A 16-year-old male presented to the paediatric casualty department with a mass on the left-hand side of his face. He was otherwise feeling well. A full blood count was performed with the following results:
Hb 107 g/L, WBC 10.2 x 109/L and platelet count 53 x 109/L.
The blood film showed a leucoerythroblastic blood picture with 2% myelocytes, 54% blasts and 2 NRBC’s / 100 WBC’s. The red cells showed the presence of teardrop poikilocytes.
A bone marrow biopsy was performed. It was hypercellular with 80% blast cells. The blasts were medium in size, containing round nuclei with a fine chromatin pattern and nucleoli. The cytoplasm was deeply basophilic and contained many lipid-containing vacuoles.
Flow cytometry and cytogenetics were performed on the bone marrow sample with the following results:
Immunophenotype: TdT–, HLA-DR–, SIg+, CD5–, CD10+, CD19+, CD20+, CD22+, CD23– and CD34–
Cytogenetics: t(8;14)(q24;q32).
A diagnosis of Burkitt cell leukaemia was made on this young male.
Burkitt lymphoma/leukaemia is classified under mature B-cell neoplasms by the World Health Organization (WHO). Burkitt lymphoma is a highly aggressive lymphoma, often occurring at extra-nodal sites. It is referred to as Burkitt cell leukaemia when the bone marrow is involved.
There are three clinical variants of Burkitt cell lymphoma:
Endemic Burkitt cell lymphoma: this variant occurs in equatorial Africa and Papua New Guinea. It is the most common malignancy of childhood occurring in children between the age of four and seven years.

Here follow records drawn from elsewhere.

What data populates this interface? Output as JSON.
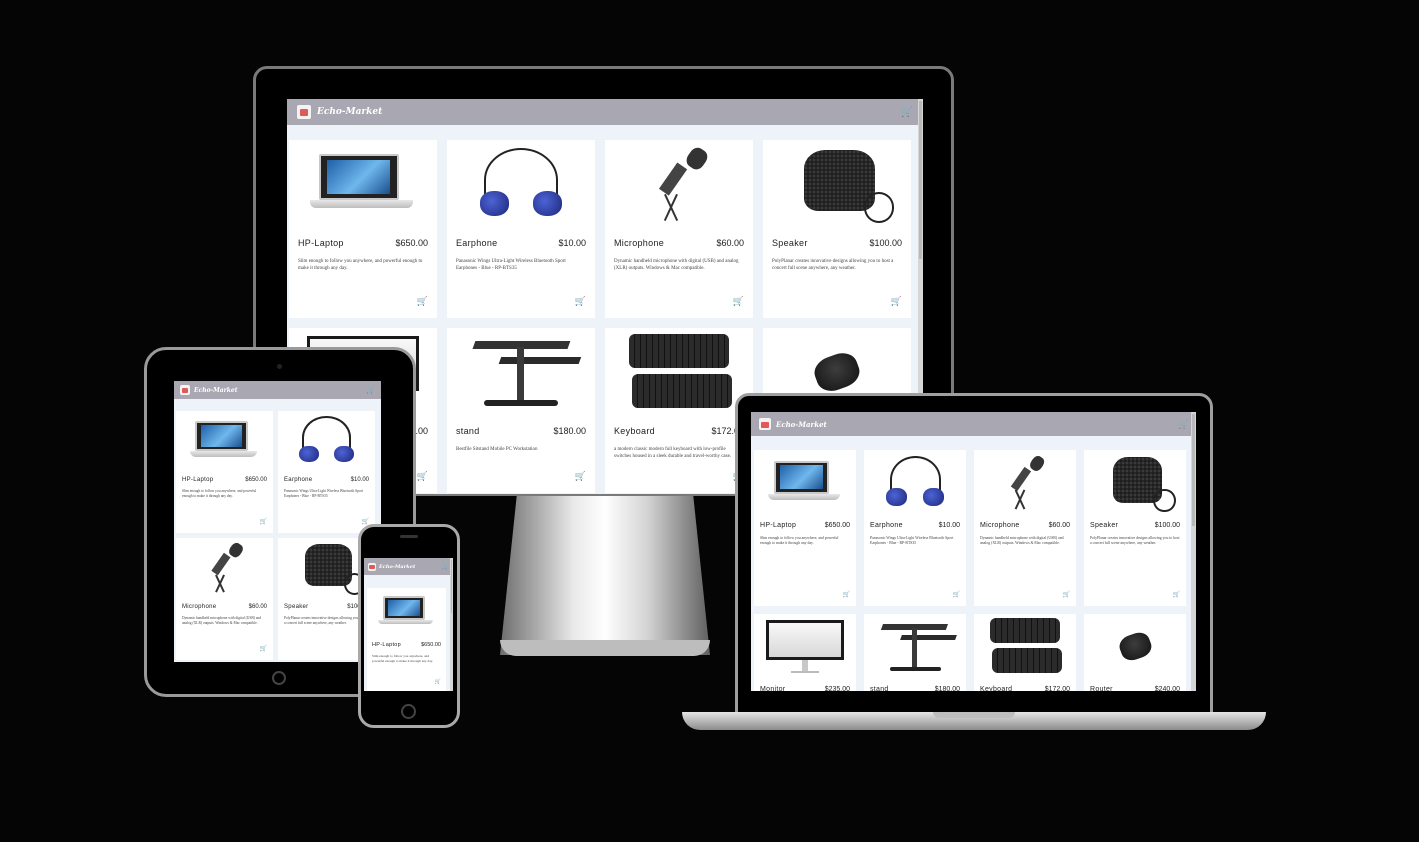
{
  "app": {
    "brand": "Echo-Market"
  },
  "products": [
    {
      "name": "HP-Laptop",
      "price": "$650.00",
      "desc": "Slim enough to follow you anywhere, and powerful enough to make it through any day.",
      "image": "laptop"
    },
    {
      "name": "Earphone",
      "price": "$10.00",
      "desc": "Panasonic Wings Ultra-Light Wireless Bluetooth Sport Earphones - Blue - RP-BTS35",
      "image": "earphone"
    },
    {
      "name": "Microphone",
      "price": "$60.00",
      "desc": "Dynamic handheld microphone with digital (USB) and analog (XLR) outputs. Windows & Mac compatible.",
      "image": "microphone"
    },
    {
      "name": "Speaker",
      "price": "$100.00",
      "desc": "PolyPlanar creates innovative designs allowing you to host a concert full scene anywhere, any weather.",
      "image": "speaker"
    },
    {
      "name": "Monitor",
      "price": "$235.00",
      "desc": "",
      "image": "monitor"
    },
    {
      "name": "stand",
      "price": "$180.00",
      "desc": "Bestfile Sitstand Mobile PC Workstation",
      "image": "stand"
    },
    {
      "name": "Keyboard",
      "price": "$172.00",
      "desc": "a modern classic modern full keyboard with low-profile switches housed in a sleek durable and travel-worthy case.",
      "image": "keyboard"
    },
    {
      "name": "Router",
      "price": "$240.00",
      "desc": "",
      "image": "router"
    }
  ]
}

Sporadic Burkitt lymphoma: this variant occurs throughout the world. Occurring mainly in children and young adults, it is associated with the Epstein Barr virus (EBV).
Immunodeficiency associated Burkitt lymphoma: this variant is primarily associated with the human immunodeficiency virus (HIV).
Clinical presentation:
The clinical presentation varies according to the particular variant. The majority of patients with the sporadic variant present with an abdominal mass while those with the immunodeficiency associated variant present with nodal and bone marrow involvement.
All three variants may be associated with central nervous system disease (CNS).
Immunophenotype:
The blast cells of Burkitt lymphoma are B cells expressing CD19, CD20, and CD22. Unlike the blasts of precursor B-cell acute lymphoblastic leukaemia, they are mature cells; they are TdT and CD34 negative.
Cytogenetics:
The variants of Burkitt lymphoma are associated with a t(8;22)(q24;q11) and a t(2;8)(p12;q24).
Treatment:
Although highly aggressive, the endemic and sporadic variants are potentially curable. Treatment should be commenced as soon as possible after diagnosis due to the short doubling time of the tumour.
Treatment of Burkitt cell leukaemia involves intensive chemotherapy.
CNS involvement is often a complication of the disease.
Three months post commencement of treatment, the above patient presented with CNS disease. His CSF was heavily infiltrated with leukaemic blast cells. He died some weeks later.